I know why it made her as happy as it made me. Connecting with Lucas was hard for a long time. So much of what we were doing felt one-sided. Talking and playing was more for us than for him – or so we feared. Yet we kept doing it. While there are still many moments where he will go off into his own world, the times we’ve learned to be together have been earned. She appreciates how hard it is to get through to a child like her brother and understands why it’s special that Tommy was saying hello to me.

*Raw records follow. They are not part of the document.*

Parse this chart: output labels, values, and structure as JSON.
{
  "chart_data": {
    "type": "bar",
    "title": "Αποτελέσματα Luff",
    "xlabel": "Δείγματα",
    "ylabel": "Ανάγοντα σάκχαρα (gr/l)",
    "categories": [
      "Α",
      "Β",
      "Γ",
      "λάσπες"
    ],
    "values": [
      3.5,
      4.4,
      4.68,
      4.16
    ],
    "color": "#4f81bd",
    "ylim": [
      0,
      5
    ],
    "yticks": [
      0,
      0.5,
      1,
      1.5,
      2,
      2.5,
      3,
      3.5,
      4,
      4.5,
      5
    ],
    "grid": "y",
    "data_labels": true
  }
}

It’s one of the main reasons we should stand in awe of special education teachers (and all teachers in general). Finding common ground with one child might be light years away from how to do it with another. You can’t use the same approach to each kid and you can’t compare their development to one another. They’re all unique in ways you never even realize.
When Lucas was much younger, we brought him to his first preschool class for children on the Autism spectrum. Still early on in our experience, we expected every kid would be just like him. Upon walking in, though, we saw that wasn’t the case. There was one little girl in particular who stood out. Her sweet little dress and perfect curly hair looked like it was straight from the Cabbage Patch. Her speech was also well above her age level.
It was a stark contrast to my son, who was sitting silently and playing with an electronic toy. I wondered if he was in the right class and couldn’t imagine how this girl was in the same group. I began questioning every move he was making in comparison to this delightful little Shirley Temple-looking kid.
As this internal debate was going on in my head, the block tower that the girl was building fell down. So she reached down, hoisted up the giant wooden crate of blocks, and threw them clear across the room. As they smashed against the wall, a voice in my head said, “Oh. O.K.”
I’m actually grateful for moments of clarity like that. It allows me to see things the way someone unfamiliar with my son might see them. As parents, we become so accustomed to the way our children behave that we forget others might not be. Meeting other children in his class, on his bus, or anywhere else reminds me that people not immediately understanding Lucas isn’t something to be offended by. It’s not done out of malice or apathy. It’s a process and my job, as his dad, is to help others know him as well as I do.
Lucas’s last day of summer classes was on Monday. Again I was focused on his steps as we marched up the walk to the open doors. As always, I was ready in case he tried to run, made sure he was paying attention to his steps, and hadn’t lost focus. Suddenly, my tunnel vision was ripped away by a voice on the bus.
Hi, James! Hi, James!
I can’t really explain it, but hearing that made me so happy. After years of bridging connections with my son, I had learned to appreciate moments like this. I excitedly peered around the corner.
Hi Tommy! Hi!
He was thrilled to hear me say hello and I felt the same. I hope one day my son says hello and, when he does, I hope someone says hello back. Whether that ever happens or not, I’m glad to return the hello to someone else’s son and appreciate how special it is that he let me.